BaTiO3‐doped silicon nanocomposite anodes capacity enhancement for ultra‐high capacity rechargeable lithium‐ion batteries

Abstract

Silicon anodes are vital for the next generation ultra-high capacity rechargeable lithium-ion batteries. This study investigates ultrasmall silicon nanopowder (30–40 nm) as an anode material. Its high capacity > 3700 mAh/g makes it attractive, given the current theoretical capacity of graphite is ten times lower (370 mAh/g). However, it has severe instability due to volume expansion of silicon particles during charging. Hence, BaTiO3 nanomaterial was used to stabilise the cycling ability and improve the capacity. This study showed that silicon anode with BaTiO3 retained 40% of its original capacity after the 100th cycle where the silicon anode without BaTiO3 lost almost all of its capacity.
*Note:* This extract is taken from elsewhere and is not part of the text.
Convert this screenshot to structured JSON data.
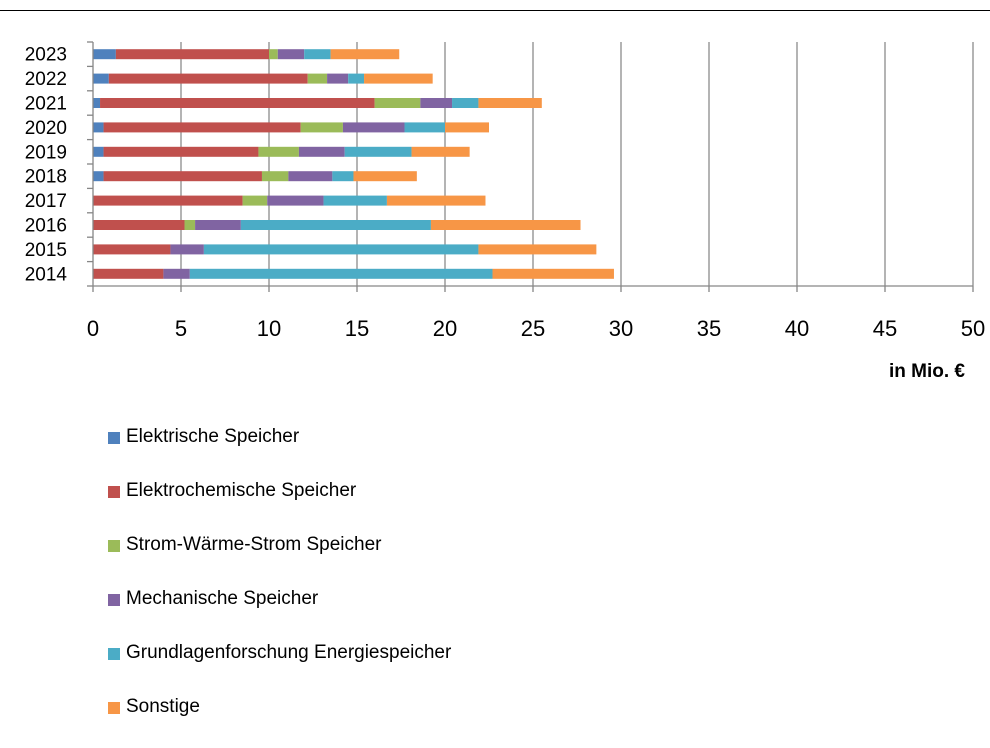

The silicon anode with BaTiO3 also managed to regain and sustain ∼800 mAh/g of its capacity at slow charging rate compared to the silicon anode without BaTiO3. Water was used as a solvent and the basic changes in oxidation states of the silicon anode were investigated using X-ray photoemission spectroscopy and proved the creation of COx at different rates of repeated cycling. The work also provides detailed mapping of the different stages as the silicon nanopowder undergoes cycling. It provides a simple and effective way of synthesising and testing nearly pure silicon anodes.